De manière remarquable, les structures infectieuses complexes décrites dans ce travail présentent de très fortes similitudes avec les biofilms développés par d’autres microbes, bactéries et levures. D’un point de vue fonctionnel, le biofilm viral, préformé à la surface des cellules infectées, est essentiel pour stocker le pathogène, en concentrer le pouvoir infectieux, et permettre sa dissémination lors de contacts entre cellules. D’un point de vue structural, la matrice associée aux particules virales infectieuses, potentiellement protectrice, est enrichie en protéines fortement glycosylées. Quant à sa composition moléculaire, le biofilm viral partage le sialyl lewisX et la galectine-3 avec certains biofilms bactériens [ 8, 9]. Néanmoins, à la différence de la matrice polyosidique composant les biofilms conventionnels et qui est majoritairement synthétisée par le microbe, la matrice du biofilm viral est composée de constituants de la cellule hôte dont la synthèse et l’organisation sont modulées par le virus. Ainsi, bien que formant une entité un peu à part dans le monde des microbes du fait de leur dépendance complète vis-à-vis du métabolisme intermédiaire de la cellule qu’ils parasitent, les virus peuvent eux aussi organiser des structures de type biofilm en dirigeant la synthèse de ses composants par la cellule hôte.

Le biofilm viral, nouveau mode de dissémination et nouvelle cible thérapeutique ?

La découverte d’un biofilm viral et de son rôle-clé dans la transmission de HTLV-1 permet de porter un regard nouveau sur les mécanismes de dissémination virale.

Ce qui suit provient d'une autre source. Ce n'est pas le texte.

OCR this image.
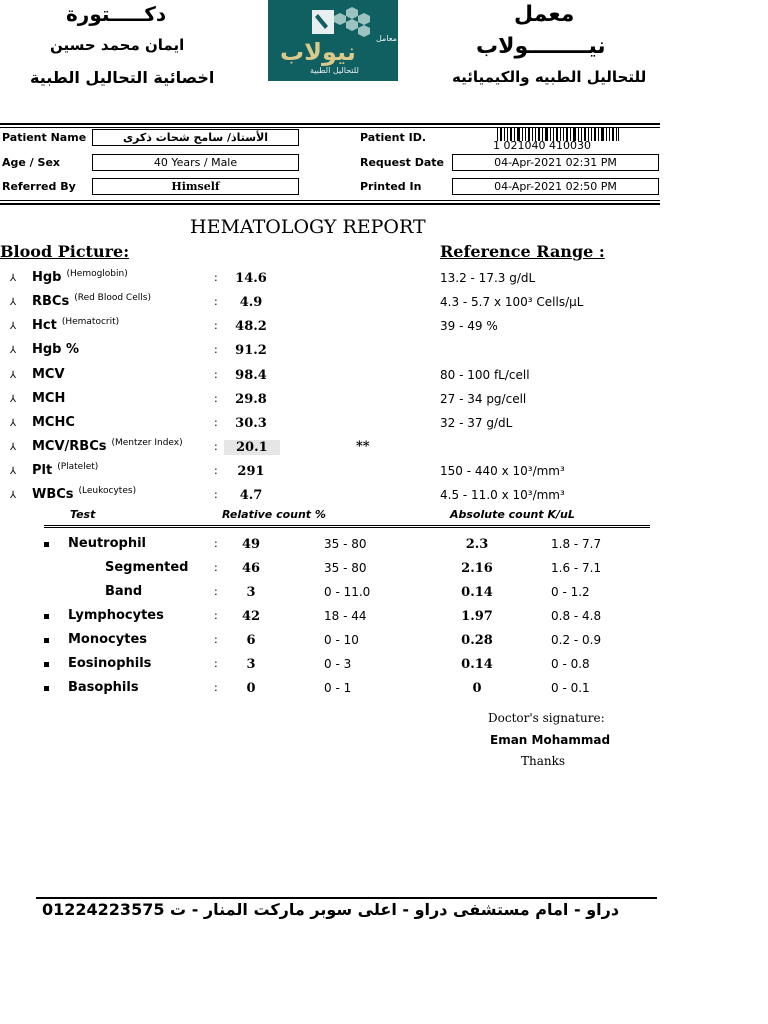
دكـــــتورة
ايمان محمد حسين
اخصائية التحاليل الطبية
معمل
نيــــــــولاب
للتحاليل الطبيه والكيميائيه
معامل
نيولاب
للتحاليل الطبية
Patient Name	الأستاذ/ سامح شحات ذكرى
Age / Sex	40 Years / Male
Referred By	Himself
Patient ID.
1 021040 410030
Request Date	04-Apr-2021 02:31 PM
Printed In	04-Apr-2021 02:50 PM
HEMATOLOGY REPORT
Blood Picture:	Reference Range :
⅄ Hgb $^{(Hemoglobin)}$	:	14.6	13.2 - 17.3 g/dL
⅄ RBCs $^{(Red Blood Cells)}$	:	4.9	4.3 - 5.7 x 100³ Cells/µL
⅄ Hct $^{(Hematocrit)}$	:	48.2	39 - 49 %
⅄ Hgb %	:	91.2
⅄ MCV	:	98.4	80 - 100 fL/cell
⅄ MCH	:	29.8	27 - 34 pg/cell
⅄ MCHC	:	30.3	32 - 37 g/dL
⅄ MCV/RBCs $^{(Mentzer Index)}$	:	20.1	**
⅄ Plt $^{(Platelet)}$	:	291	150 - 440 x 10³/mm³
⅄ WBCs $^{(Leukocytes)}$	:	4.7	4.5 - 11.0 x 10³/mm³
Test	Relative count %	Absolute count K/uL
Neutrophil	:	49	35 - 80	2.3	1.8 - 7.7
Segmented :	46	35 - 80	2.16	1.6 - 7.1
Band	:	3	0 - 11.0	0.14	0 - 1.2
Lymphocytes	:	42	18 - 44	1.97	0.8 - 4.8
Monocytes	:	6	0 - 10	0.28	0.2 - 0.9
Eosinophils	:	3	0 - 3	0.14	0 - 0.8
Basophils	:	0	0 - 1	0	0 - 0.1
Doctor's signature:
Eman Mohammad
Thanks
دراو - امام مستشفى دراو - اعلى سوبر ماركت المنار - ت 01224223575
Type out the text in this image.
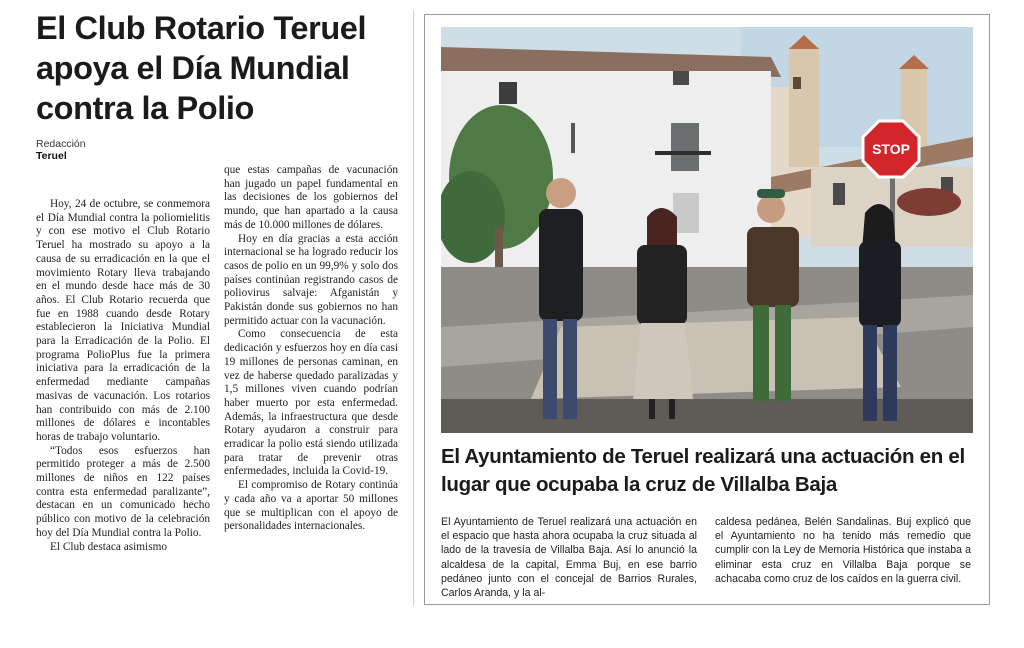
El Club Rotario Teruel apoya el Día Mundial contra la Polio
Redacción
Teruel

Hoy, 24 de octubre, se conmemora el Día Mundial contra la poliomielitis y con ese motivo el Club Rotario Teruel ha mostrado su apoyo a la causa de su erradicación en la que el movimiento Rotary lleva trabajando en el mundo desde hace más de 30 años. El Club Rotario recuerda que fue en 1988 cuando desde Rotary establecieron la Iniciativa Mundial para la Erradicación de la Polio. El programa PolioPlus fue la primera iniciativa para la erradicación de la enfermedad mediante campañas masivas de vacunación. Los rotarios han contribuido con más de 2.100 millones de dólares e incontables horas de trabajo voluntario.

“Todos esos esfuerzos han permitido proteger a más de 2.500 millones de niños en 122 países contra esta enfermedad paralizante”, destacan en un comunicado hecho público con motivo de la celebración hoy del Día Mundial contra la Polio.

El Club destaca asimismo

que estas campañas de vacunación han jugado un papel fundamental en las decisiones de los gobiernos del mundo, que han apartado a la causa más de 10.000 millones de dólares.

Hoy en día gracias a esta acción internacional se ha logrado reducir los casos de polio en un 99,9% y solo dos países continúan registrando casos de poliovirus salvaje: Afganistán y Pakistán donde sus gobiernos no han permitido actuar con la vacunación.

Como consecuencia de esta dedicación y esfuerzos hoy en día casi 19 millones de personas caminan, en vez de haberse quedado paralizadas y 1,5 millones viven cuando podrían haber muerto por esta enfermedad. Además, la infraestructura que desde Rotary ayudaron a construir para erradicar la polio está siendo utilizada para tratar de prevenir otras enfermedades, incluida la Covid-19.

El compromiso de Rotary continúa y cada año va a aportar 50 millones que se multiplican con el apoyo de personalidades internacionales.

STOP
El Ayuntamiento de Teruel realizará una actuación en el lugar que ocupaba la cruz de Villalba Baja
El Ayuntamiento de Teruel realizará una actuación en el espacio que hasta ahora ocupaba la cruz situada al lado de la travesía de Villalba Baja. Así lo anunció la alcaldesa de la capital, Emma Buj, en ese barrio pedáneo junto con el concejal de Barrios Rurales, Carlos Aranda, y la al-
caldesa pedánea, Belén Sandalinas. Buj explicó que el Ayuntamiento no ha tenido más remedio que cumplir con la Ley de Memoria Histórica que instaba a eliminar esta cruz en Villalba Baja porque se achacaba como cruz de los caídos en la guerra civil.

Dans le cas de HTLV-1, ce type de structures, infectieuses, adhésives et se fractionnant au fil des contacts entre cellules, paraît particulièrement adapté à la dissémination de particules virales dans les zones de forte densité cellulaire, par exemple au sein des ganglions lymphatiques, site de dissémination du virus entre lymphocytes T, ou encore au niveau des muqueuses, site de pénétration du virus dans l’hôte.

De manière plus générale, ces observations soulignent le rôle de la matrice extracellulaire dans la dissémination des virus et soulèvent de nouvelles questions : d’autres virus induisent-ils la formation de biofilms ? Si tel est le cas, ces structures facilitent-elles toujours la dissémination du virus ou permettentelles dans certains contextes cellulaires l’enkystement des particules virales ? Les particules virales libres émises dans les milieux de culture et dans les liquides biologiques, ou même dans des aérosols, sont-elles également associées à et éventuellement protégées par la matrice extracellulaire viro-induite ? Pour les virus formant de tels biofilms, il serait intéressant de redessiner des stratégies thérapeutiques anti-virales qui viseraient non seulement le virus lui-même, mais la formation de ces biofilms viraux.

Conflit d’intérêts

Les auteurs déclarent n’avoir aucun conflit d’intérêts concernant les données publiées dans cet article.